Zur Stunde steigt in Lourdes die quäldich-Poolparty, und selbstverständlich fällt sie feucht-fröhlich aus. Jedoch nicht in dem Sinne, wie der geneigte Leser nun auf den ersten Blick denken mag; schließlich ist ein Pool per definitionem feucht, und quäldich-Reiseteilnehmer*innen zwar nicht per definitionem fröhlich, aber nach einer wunderbaren Tourmalet-Etappe zum Auftakt der Pyrenäen-Reise eben doch. (Alkoholexzesse sind hier aufgrund der Bierpreise eh nicht denkbar, aber ansonsten haben wir mit dem Hotel in Lourdes das große Los gezogen; schöne Grüße an dieser Stelle an @
AvvPazzo, den größten Kenner französischer Gastronomie im quäldich-Metaversum.)

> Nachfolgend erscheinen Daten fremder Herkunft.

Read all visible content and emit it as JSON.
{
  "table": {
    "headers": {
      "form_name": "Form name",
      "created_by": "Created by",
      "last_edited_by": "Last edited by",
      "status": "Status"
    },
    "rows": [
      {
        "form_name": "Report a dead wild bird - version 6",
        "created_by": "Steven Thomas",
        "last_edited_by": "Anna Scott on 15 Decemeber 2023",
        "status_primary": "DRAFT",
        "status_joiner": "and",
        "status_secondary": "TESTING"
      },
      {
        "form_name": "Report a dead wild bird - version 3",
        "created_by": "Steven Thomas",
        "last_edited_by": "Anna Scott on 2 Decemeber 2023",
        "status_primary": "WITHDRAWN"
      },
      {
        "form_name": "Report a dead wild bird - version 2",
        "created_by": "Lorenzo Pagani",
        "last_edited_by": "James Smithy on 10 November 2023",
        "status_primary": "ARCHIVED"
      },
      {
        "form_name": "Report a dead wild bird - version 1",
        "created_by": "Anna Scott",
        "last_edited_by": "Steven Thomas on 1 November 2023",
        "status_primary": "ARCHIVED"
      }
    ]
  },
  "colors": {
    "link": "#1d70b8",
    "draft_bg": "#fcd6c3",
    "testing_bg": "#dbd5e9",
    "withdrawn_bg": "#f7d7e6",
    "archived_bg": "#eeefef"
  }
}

Moment mal. Die Reise heißt doch Pyrenäen-Geheimtipps. Zählt der Tourmalet, quasi die Perfektion des Pyrenäen-Mainstreams, etwa neuerdings als Geheimtipp? Und führen wir das Motto unserer Reise nicht schon am ersten Tag ad absurdum (schon die zweite lateinische Wendung, die ich in diesem Bericht verwende!), wenn wir den Tourmalet fahren? Nun ja, zum einen muss man das alles mit den Klassikern und Geheimtipps nicht so ernst nehmen, sondern einfach Spaß auf dem Rennrad habe, und zum anderen zählen ja eigentlich die kompletten Pyrenäen als Geheimtipp, da überhaupt nur die wenigsten und wagemutigsten Rennradfahrer*innen die längste Autofahrt ihres Lebens am Stück in Kauf nehmen, um eine dortige quäldich-Reise in Anspruch zu nehmen. Tourmalet ist also genehmigt, und selbst wenn irgendjemand im quäldich-Metaversum Einspruch erheben sollte, juckt uns das überhaupt nicht. Denn wir hatten eine grandiose Etappe.

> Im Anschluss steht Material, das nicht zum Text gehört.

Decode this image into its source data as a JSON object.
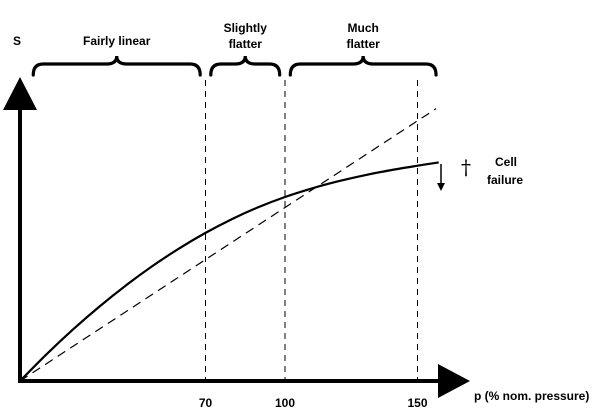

Heute morgen geht es also los, mit einer weiteren ausschweifenden Ansprache des Reiseleiters, aber daran haben sich schon beim gestrigen (hervorragenden) Abendessen alle gewöhnt und sind nun nicht mehr so leicht zu schocken. Keine Wolke am azurblauen okzitanischen Himmel und hochsommerliche Temperaturen. So nehmen wir die Auftaktetappe gerne in Angriff. Christoph fährt dann mit der sportiv-ausdauernden Hybridgruppe (und dem dringenden Auftrag, sich einen weniger sperrigen Gruppennamen auszudenken) zuerst los, kurz darauf die entspannte Gruppe unter meiner Leitung. Auf der
voie verte des Gaves cruisen wir die ersten 18 km der Etappe recht locker dahin, denn nach meinem Etappenauftakt-Scouting gestern habe ich beschlossen, den kompletten Radweg bis Pierrefitte-Nestalas zu nutzen, statt schon vorher auf die Landstraße abzudriften. 18 km ohne jeden Autoverkehr sind doch schon einiges wert.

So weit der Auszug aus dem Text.